Monday, August 27, 2007

Secrecy and Power - Who will resist and who will serve? (Books - Children of the Arbat III)


While I couldn't find any images of original editions of Children of the Arbat, this is the original samizdat (see a definition here) of Czech writer Vaclav Havel's Letters to Olga. Havel wrote, largely for the theater, as well as leading a campaign to save a subversive literary magazine Tvar. In 1965 the StB tried to recruit Havel as an informant but his refusal led to his continual observation throughout the communist regime. In 1979 he was arrested for anti-state activities and imprisoned for months without a trial. He was imprisoned four times but remained no less subversive a voice. After the devision of Czechoslovakia, he became the first president of the Czech Republic. I give this very short summary of his political life to ask - what makes one person subversive and the other submissive?

One of the plot lines that I'm enjoying right now in Children of the Arbat is about Yuri Sharok, the son of factory workers, whose aim is to become a lawyer for the factory where he worked as a young man. He is among a group of students in school whose popular leader, Sasha, is expelled for anti-state activities and sentenced to three years in Siberia. He had been a rival to the popular Sasha.

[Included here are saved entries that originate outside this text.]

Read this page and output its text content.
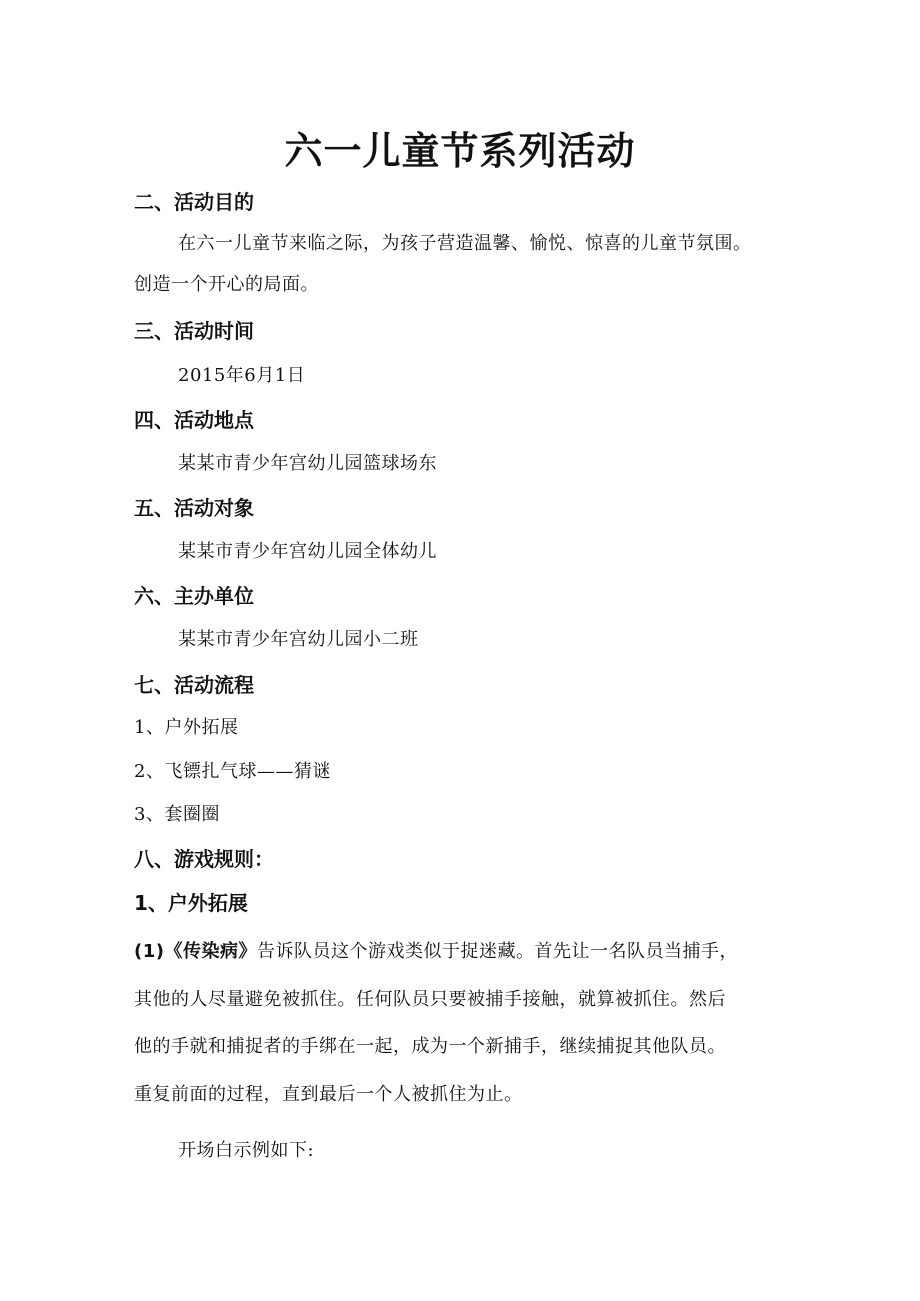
六一儿童节系列活动
二、活动目的
在六一儿童节来临之际，为孩子营造温馨、愉悦、惊喜的儿童节氛围。
创造一个开心的局面。
三、活动时间
2015年6月1日
四、活动地点
某某市青少年宫幼儿园篮球场东
五、活动对象
某某市青少年宫幼儿园全体幼儿
六、主办单位
某某市青少年宫幼儿园小二班
七、活动流程
1、户外拓展
2、飞镖扎气球——猜谜
3、套圈圈
八、游戏规则：
1、户外拓展
(1)《传染病》告诉队员这个游戏类似于捉迷藏。首先让一名队员当捕手，
其他的人尽量避免被抓住。任何队员只要被捕手接触，就算被抓住。然后
他的手就和捕捉者的手绑在一起，成为一个新捕手，继续捕捉其他队员。
重复前面的过程，直到最后一个人被抓住为止。
开场白示例如下:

Following school, he is approached by the NKVD, Stalin's secret police who were the force behind the political repression, running the Gulags, as well as conducting espionage in other countries, including the assassination of Leon Trotsky.
Why had they picked him? He was an average student, he never got the best grades. And his social work was average, he only did what he was told. Average people had their uses, too, evidently...

Sharok had been created for this job, he was right for it, not open-hearted Maxim Kostin, or that spineless intellectual Vadim Marasevich, or that overconfident Sasah Pankratov. Nobody would be able to wriggle out from Sharok's grasp, or manage to justify tghemselves. He would not believe in anyone's sincerity - it was impossible to believe sincerely in this whole business, and anyone who claimed they did was lying...

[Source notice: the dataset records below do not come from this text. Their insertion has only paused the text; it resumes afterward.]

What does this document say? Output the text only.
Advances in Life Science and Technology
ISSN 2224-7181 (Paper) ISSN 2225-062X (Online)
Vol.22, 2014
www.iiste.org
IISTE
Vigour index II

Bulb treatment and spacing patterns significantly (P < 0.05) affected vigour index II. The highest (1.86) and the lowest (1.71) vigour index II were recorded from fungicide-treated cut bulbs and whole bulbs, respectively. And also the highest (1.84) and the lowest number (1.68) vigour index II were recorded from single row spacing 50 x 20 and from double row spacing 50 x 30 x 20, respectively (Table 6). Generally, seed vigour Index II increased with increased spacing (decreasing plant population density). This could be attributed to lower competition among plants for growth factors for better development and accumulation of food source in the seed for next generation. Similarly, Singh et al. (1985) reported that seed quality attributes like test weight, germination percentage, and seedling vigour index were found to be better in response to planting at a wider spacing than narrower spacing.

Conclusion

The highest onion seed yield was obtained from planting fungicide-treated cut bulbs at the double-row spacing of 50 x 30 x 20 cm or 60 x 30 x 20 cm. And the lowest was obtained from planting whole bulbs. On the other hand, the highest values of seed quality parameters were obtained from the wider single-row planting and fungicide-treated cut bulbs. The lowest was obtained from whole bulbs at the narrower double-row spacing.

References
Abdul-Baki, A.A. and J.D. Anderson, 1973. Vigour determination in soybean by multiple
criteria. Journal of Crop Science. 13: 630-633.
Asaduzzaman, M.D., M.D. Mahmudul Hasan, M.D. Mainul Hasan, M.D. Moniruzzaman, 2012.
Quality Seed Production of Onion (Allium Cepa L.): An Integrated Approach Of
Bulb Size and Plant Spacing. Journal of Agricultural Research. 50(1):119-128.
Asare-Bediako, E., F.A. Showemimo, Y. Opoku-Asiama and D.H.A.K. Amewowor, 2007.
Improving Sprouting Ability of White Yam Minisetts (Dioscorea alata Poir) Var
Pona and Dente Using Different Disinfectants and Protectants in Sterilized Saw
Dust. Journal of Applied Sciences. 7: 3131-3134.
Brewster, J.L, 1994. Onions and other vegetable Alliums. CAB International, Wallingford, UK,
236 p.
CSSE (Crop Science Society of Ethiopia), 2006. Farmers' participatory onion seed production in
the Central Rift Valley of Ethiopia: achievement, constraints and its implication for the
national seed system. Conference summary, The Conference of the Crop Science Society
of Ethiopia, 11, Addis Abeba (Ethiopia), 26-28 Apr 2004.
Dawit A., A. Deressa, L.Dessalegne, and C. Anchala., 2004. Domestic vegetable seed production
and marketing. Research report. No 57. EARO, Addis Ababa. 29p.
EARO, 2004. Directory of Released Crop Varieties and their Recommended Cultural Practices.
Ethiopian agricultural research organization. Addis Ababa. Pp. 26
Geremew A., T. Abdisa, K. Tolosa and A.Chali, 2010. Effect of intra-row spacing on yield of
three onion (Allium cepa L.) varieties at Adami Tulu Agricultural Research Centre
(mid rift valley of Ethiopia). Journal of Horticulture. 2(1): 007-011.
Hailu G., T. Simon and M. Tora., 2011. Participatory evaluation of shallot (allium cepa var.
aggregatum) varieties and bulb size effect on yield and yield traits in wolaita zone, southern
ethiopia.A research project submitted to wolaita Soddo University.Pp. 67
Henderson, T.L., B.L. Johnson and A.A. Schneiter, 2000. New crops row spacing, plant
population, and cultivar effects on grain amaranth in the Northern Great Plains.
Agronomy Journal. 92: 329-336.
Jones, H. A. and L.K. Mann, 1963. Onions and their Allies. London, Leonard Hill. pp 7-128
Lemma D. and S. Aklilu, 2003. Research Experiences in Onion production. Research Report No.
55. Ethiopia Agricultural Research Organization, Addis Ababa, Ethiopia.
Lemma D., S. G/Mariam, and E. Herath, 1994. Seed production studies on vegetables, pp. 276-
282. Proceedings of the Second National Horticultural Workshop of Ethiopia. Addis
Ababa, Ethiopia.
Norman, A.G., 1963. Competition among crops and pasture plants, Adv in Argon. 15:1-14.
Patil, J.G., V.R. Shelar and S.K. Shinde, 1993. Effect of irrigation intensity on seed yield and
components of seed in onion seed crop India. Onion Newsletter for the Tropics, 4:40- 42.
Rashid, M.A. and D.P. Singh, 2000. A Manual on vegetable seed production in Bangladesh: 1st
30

He's be safe there, nobody would be able to touch him. He'd by one of those who could reach everyone else.


In this part of Rybakov's story, we observe the evolution of his choice - the birth of cruelty. Another one of those instances where it is easy to say "I would never...," but would we? I would like to think I would not. But would I lie in jail like Havel? Endanger my friends and family? My livelihood? My life?

5 comments:

Anonymous said...

Havel (one of my idols) wrote a great essay about how he decided to live "AS IF" he were free. (Very Stanislavsky-ish of him, huh? The magic "if"?) So he lived AS IF he were free - and therefore was continuously jailed and oppressed - and the entire world knew his plays better than his own countrymen.

He was an example for others - and the Velvet Revolution really took his lead. A soft crumbling of the power structure - as more and more people decided to live AS IF they were free ... and finally the Politburo just walked away, muttering, "Ah, screw this ... it's not worth it anymore ..."

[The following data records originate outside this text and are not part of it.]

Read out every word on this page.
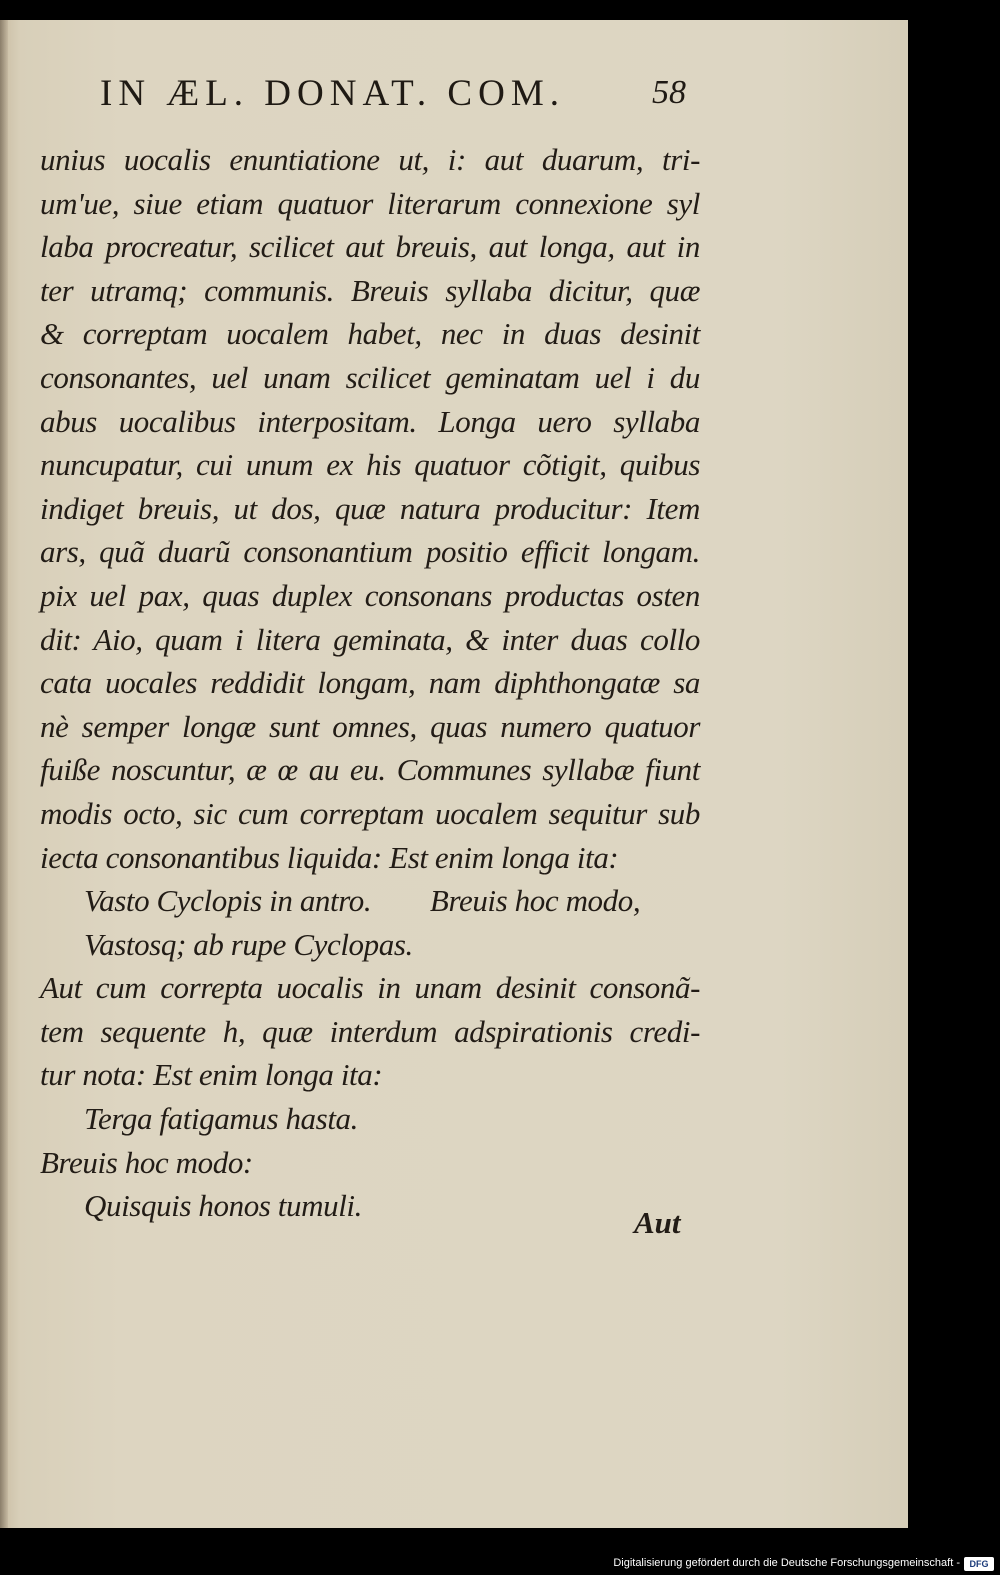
IN ÆL. DONAT. COM.	58
unius uocalis enuntiatione ut, i: aut duarum, tri-
um'ue, siue etiam quatuor literarum connexione syl
laba procreatur, scilicet aut breuis, aut longa, aut in
ter utramq; communis. Breuis syllaba dicitur, quæ
& correptam uocalem habet, nec in duas desinit
consonantes, uel unam scilicet geminatam uel i du
abus uocalibus interpositam. Longa uero syllaba
nuncupatur, cui unum ex his quatuor cõtigit, quibus
indiget breuis, ut dos, quæ natura producitur: Item
ars, quã duarũ consonantium positio efficit longam.
pix uel pax, quas duplex consonans productas osten
dit: Aio, quam i litera geminata, & inter duas collo
cata uocales reddidit longam, nam diphthongatæ sa
nè semper longæ sunt omnes, quas numero quatuor
fuiße noscuntur, æ œ au eu. Communes syllabæ fiunt
modis octo, sic cum correptam uocalem sequitur sub
iecta consonantibus liquida: Est enim longa ita:
Vasto Cyclopis in antro. Breuis hoc modo,
Vastosq; ab rupe Cyclopas.
Aut cum correpta uocalis in unam desinit consonã-
tem sequente h, quæ interdum adspirationis credi-
tur nota: Est enim longa ita:
Terga fatigamus hasta.
Breuis hoc modo:
Quisquis honos tumuli.	Aut
Digitalisierung gefördert durch die Deutsche Forschungsgemeinschaft -	DFG
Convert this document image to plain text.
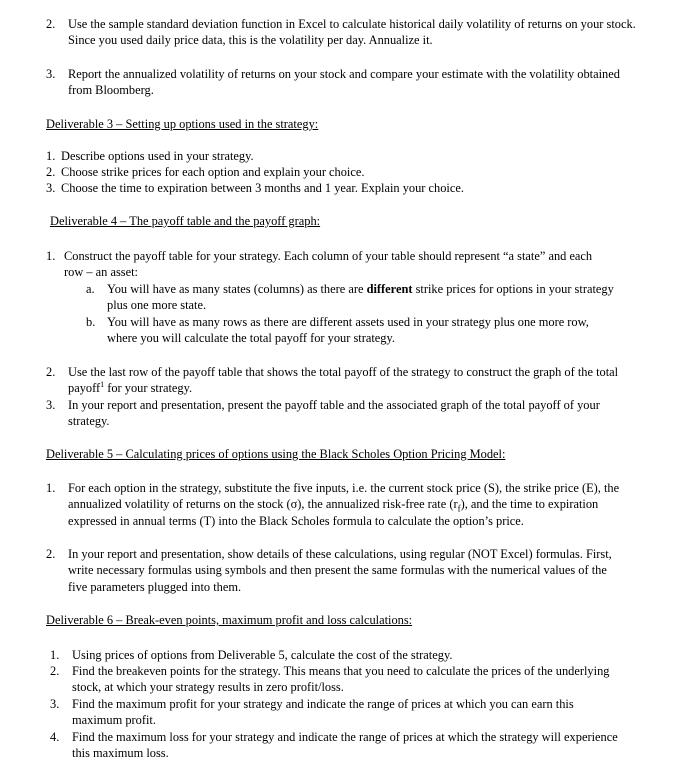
2. Use the sample standard deviation function in Excel to calculate historical daily volatility of returns on your stock. Since you used daily price data, this is the volatility per day. Annualize it.
3. Report the annualized volatility of returns on your stock and compare your estimate with the volatility obtained from Bloomberg.
Deliverable 3 – Setting up options used in the strategy:
1. Describe options used in your strategy.
2. Choose strike prices for each option and explain your choice.
3. Choose the time to expiration between 3 months and 1 year. Explain your choice.
Deliverable 4 – The payoff table and the payoff graph:
1. Construct the payoff table for your strategy. Each column of your table should represent “a state” and each row – an asset:
a. You will have as many states (columns) as there are different strike prices for options in your strategy plus one more state.
b. You will have as many rows as there are different assets used in your strategy plus one more row, where you will calculate the total payoff for your strategy.
2. Use the last row of the payoff table that shows the total payoff of the strategy to construct the graph of the total payoff$^1$ for your strategy.
3. In your report and presentation, present the payoff table and the associated graph of the total payoff of your strategy.
Deliverable 5 – Calculating prices of options using the Black Scholes Option Pricing Model:
1. For each option in the strategy, substitute the five inputs, i.e. the current stock price (S), the strike price (E), the annualized volatility of returns on the stock (σ), the annualized risk-free rate $(r_f)$, and the time to expiration expressed in annual terms (T) into the Black Scholes formula to calculate the option’s price.
2. In your report and presentation, show details of these calculations, using regular (NOT Excel) formulas. First, write necessary formulas using symbols and then present the same formulas with the numerical values of the five parameters plugged into them.
Deliverable 6 – Break-even points, maximum profit and loss calculations:
1. Using prices of options from Deliverable 5, calculate the cost of the strategy.
2. Find the breakeven points for the strategy. This means that you need to calculate the prices of the underlying stock, at which your strategy results in zero profit/loss.
3. Find the maximum profit for your strategy and indicate the range of prices at which you can earn this maximum profit.
4. Find the maximum loss for your strategy and indicate the range of prices at which the strategy will experience this maximum loss.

I mean, I'm oversimplifying but still. Havel's behavior all those years is really inspirational to me.

I loved the Yuri storyline in Children of the Arbat as well.

Ted said...

To live as it he were free - no wonder he was a man of the theater. That is the ultimate act of resistance!
I didn't know Havel was an idol of your's - but it's no small wonder.

Anonymous said...

Totally!

Let's MAKE BELIEVE we're free!

Bless him.

Anonymous said...

Havel wrote (and I have a lump in my throat as I type his words down):

Hope is definitely not the same thing as optimism. It is not the conviction that something will turn out well, but the certainty that something makes sense, regardless of how it turns out.

Ted said...

Ain't that the truth. Anything that happened can make sense - and hopefully we'll have the persistence we need in making some sense of it. but it's sure as hell different from the popular platitude that makes me absolutely crazy - "everything happens for a reason," both fatalism and pie-eyed optimism make me nuts. I suppose after working in both theater and the presidency, you get over the idea that things happen for a reason and just do your best to make sense of them!